Le succès de ces théories est majoritairement dû au fait qu’elles cherchent à séduire plutôt qu’à convaincre.

Elles donnent des explications simples à des phénomènes complexes, réduisent à quelques facteurs une origine souvent chaotique. Elles surfent sur les fantasmes de l’ennemi intérieur, de la menace. Jamais une théorie complotiste n’a été fondée sur une idée de société secrète qui se réunirait pour faire le bien des gens. Jamais n’a été imaginée une assemblée de lézards humanoïdes qui comploterait dans le secret pour des augmentations de salaire ou du rab de frites à la cantine.

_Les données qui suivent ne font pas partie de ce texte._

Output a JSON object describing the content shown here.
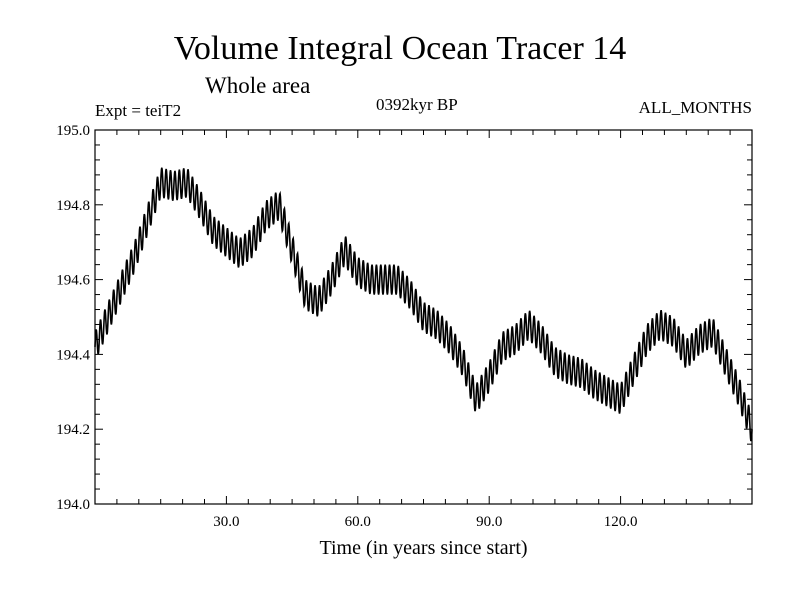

La théorie complotiste désigne toujours des coupables. « C’est la faute de… » À compléter par juif, homosexuel, franc-maçon… Car c’est toujours plaisant d’imaginer qu’on nous ment. Que nos problèmes sont dus à des gens qui manigancent en cachette pour nous pourrir la vie. Sauf qu’il n’y a qu’à allumer la télé pour comprendre que pour nous pourrir la vie, aucun homme politique ne se cache. Souvent même, ils en sont fiers.

Il n’empêche que certaines coïncidences peuvent bien sûr nous paraître troublantes. Souvent, elles s’expliquent par le simple jeu des probabilités. Par exemple, sur un groupe de 23 personnes, il existe 50 % de chances que deux personnes soient nées le même jour de l’année. C’est une donnée mathématique contre-intuitive. Et pourtant bien réelle. « C’est incroyable, j’ai rêvé que ma grand-mère allait s’acheter un pull rouge. Et je vais la voir le lendemain, elle avait un nouveau pull rouge » cela paraît fou. Sauf si on prend en compte le nombre de rêves que l’on fait et les probabilités que l’un d’eux semble se concrétiser.

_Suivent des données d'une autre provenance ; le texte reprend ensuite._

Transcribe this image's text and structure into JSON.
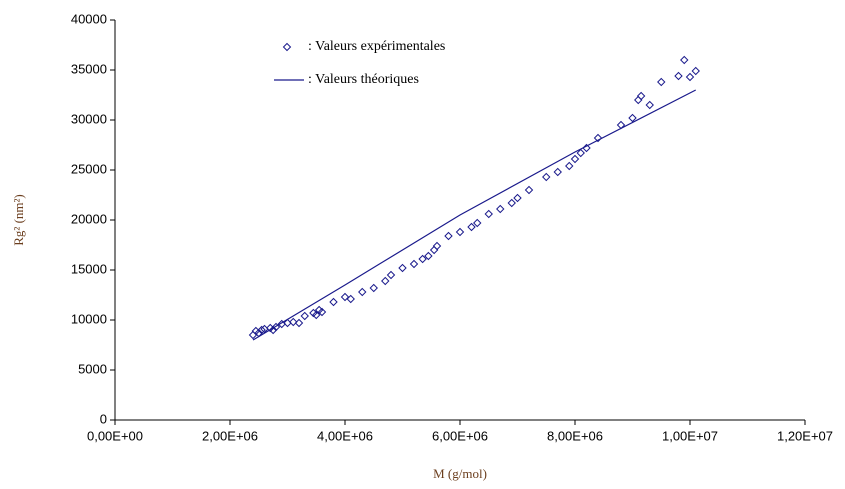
{
  "chart_data": {
    "type": "scatter",
    "xlabel": "M (g/mol)",
    "ylabel": "Rg² (nm²)",
    "xlim": [
      0,
      12000000
    ],
    "ylim": [
      0,
      40000
    ],
    "xticks": [
      {
        "value": 0,
        "label": "0,00E+00"
      },
      {
        "value": 2000000,
        "label": "2,00E+06"
      },
      {
        "value": 4000000,
        "label": "4,00E+06"
      },
      {
        "value": 6000000,
        "label": "6,00E+06"
      },
      {
        "value": 8000000,
        "label": "8,00E+06"
      },
      {
        "value": 10000000,
        "label": "1,00E+07"
      },
      {
        "value": 12000000,
        "label": "1,20E+07"
      }
    ],
    "yticks": [
      0,
      5000,
      10000,
      15000,
      20000,
      25000,
      30000,
      35000,
      40000
    ],
    "grid": false,
    "series": [
      {
        "name": ": Valeurs expérimentales",
        "style": "markers",
        "color": "#1a1a8c",
        "x": [
          2400000,
          2450000,
          2500000,
          2550000,
          2600000,
          2700000,
          2750000,
          2800000,
          2900000,
          3000000,
          3100000,
          3200000,
          3300000,
          3450000,
          3500000,
          3550000,
          3600000,
          3800000,
          4000000,
          4100000,
          4300000,
          4500000,
          4700000,
          4800000,
          5000000,
          5200000,
          5350000,
          5450000,
          5550000,
          5600000,
          5800000,
          6000000,
          6200000,
          6300000,
          6500000,
          6700000,
          6900000,
          7000000,
          7200000,
          7500000,
          7700000,
          7900000,
          8000000,
          8100000,
          8200000,
          8400000,
          8800000,
          9000000,
          9100000,
          9150000,
          9300000,
          9500000,
          9800000,
          9900000,
          10000000,
          10100000
        ],
        "values": [
          8500,
          8900,
          8700,
          9000,
          9100,
          9200,
          9000,
          9300,
          9600,
          9700,
          9800,
          9700,
          10400,
          10700,
          10500,
          11000,
          10800,
          11800,
          12300,
          12100,
          12800,
          13200,
          13900,
          14500,
          15200,
          15600,
          16100,
          16400,
          17000,
          17400,
          18400,
          18800,
          19300,
          19700,
          20600,
          21100,
          21700,
          22200,
          23000,
          24300,
          24800,
          25400,
          26100,
          26700,
          27200,
          28200,
          29500,
          30200,
          32000,
          32400,
          31500,
          33800,
          34400,
          36000,
          34300,
          34900
        ]
      },
      {
        "name": ": Valeurs théoriques",
        "style": "line",
        "color": "#1a1a8c",
        "x": [
          2400000,
          4000000,
          6000000,
          8000000,
          10100000
        ],
        "values": [
          8000,
          13500,
          20500,
          26800,
          33000
        ]
      }
    ]
  }
}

Il faudrait toujours avoir dans notre tête un rasoir d’Ockham, du nom d’un philosophe anglais du XIVe siècle. Ce procédé consiste à privilégier dans un premier temps l’étude des hypothèses les plus simples.

Par exemple, si je laisse une gamelle de croquettes dans une pièce avec mon chien, et qu’à mon retour les croquettes ont disparu, privilégier l’hypothèse que mon chien ait mangé les croquettes, plutôt que d’imaginer un extraterrestre mutant manipulé par Bilderberg venu subtiliser les croquettes dans le seul et unique but de faire mourir mon chien afin de me rendre triste donc inopérant pour mener la révolution prolétarienne.

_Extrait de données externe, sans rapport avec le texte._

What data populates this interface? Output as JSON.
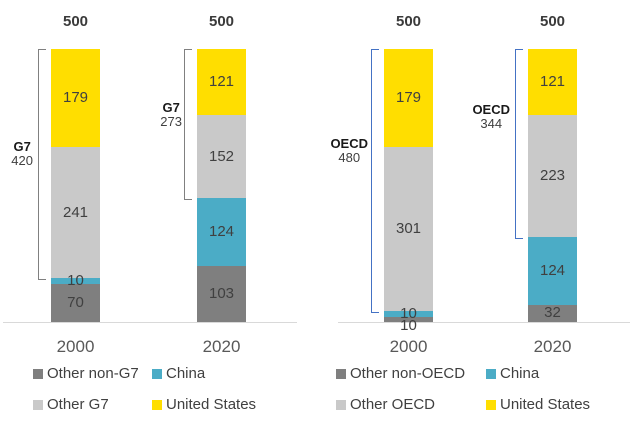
{
  "page": {
    "background": "#ffffff"
  },
  "colors": {
    "axis_line": "#d9d9d9",
    "segment_label": "#404040",
    "total_label": "#3a3a3a",
    "category_label": "#595959"
  },
  "chart_data": [
    {
      "type": "bar",
      "stacked": true,
      "title": "",
      "xlabel": "",
      "ylabel": "",
      "ylim": [
        0,
        500
      ],
      "grid": false,
      "legend_position": "bottom",
      "categories": [
        "2000",
        "2020"
      ],
      "totals": [
        "500",
        "500"
      ],
      "series": [
        {
          "name": "Other non-G7",
          "color": "#7f7f7f",
          "values": [
            70,
            103
          ]
        },
        {
          "name": "China",
          "color": "#4bacc6",
          "values": [
            10,
            124
          ]
        },
        {
          "name": "Other G7",
          "color": "#c9c9c9",
          "values": [
            241,
            152
          ]
        },
        {
          "name": "United States",
          "color": "#ffde00",
          "values": [
            179,
            121
          ]
        }
      ],
      "brackets": [
        {
          "bar": 0,
          "label": "G7",
          "value": "420",
          "covers_top_series": 2
        },
        {
          "bar": 1,
          "label": "G7",
          "value": "273",
          "covers_top_series": 2
        }
      ],
      "bracket_color": "#808080",
      "legend_rows": [
        [
          "Other non-G7",
          "China"
        ],
        [
          "Other G7",
          "United States"
        ]
      ]
    },
    {
      "type": "bar",
      "stacked": true,
      "title": "",
      "xlabel": "",
      "ylabel": "",
      "ylim": [
        0,
        500
      ],
      "grid": false,
      "legend_position": "bottom",
      "categories": [
        "2000",
        "2020"
      ],
      "totals": [
        "500",
        "500"
      ],
      "series": [
        {
          "name": "Other non-OECD",
          "color": "#7f7f7f",
          "values": [
            10,
            32
          ]
        },
        {
          "name": "China",
          "color": "#4bacc6",
          "values": [
            10,
            124
          ]
        },
        {
          "name": "Other OECD",
          "color": "#c9c9c9",
          "values": [
            301,
            223
          ]
        },
        {
          "name": "United States",
          "color": "#ffde00",
          "values": [
            179,
            121
          ]
        }
      ],
      "brackets": [
        {
          "bar": 0,
          "label": "OECD",
          "value": "480",
          "covers_top_series": 2
        },
        {
          "bar": 1,
          "label": "OECD",
          "value": "344",
          "covers_top_series": 2
        }
      ],
      "bracket_color": "#4472c4",
      "legend_rows": [
        [
          "Other non-OECD",
          "China"
        ],
        [
          "Other OECD",
          "United States"
        ]
      ]
    }
  ]
}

Il en va de même lorsqu’une personnalité agit d’une manière stupide et incohérente qui laisserait penser à une tactique pour arriver à des fins cachées. « Toujours préférer l’hypothèse de la connerie à celle du complot. La connerie est courante. Le complot demande un esprit rare », disait Michel Rocard.


Guillaume Meurice « Les Vraies Gens » Ed J.C. Lattès


  1. « Ce n’est pas le doute mais la certitude qui rend fou », disait Nietzsche, qui a fini complètement fou.
  2. C’est ce qui me guette si je continue à jouer au docteur en psychologie cognitive.
  3. Coeur avec des armes de destruction massive.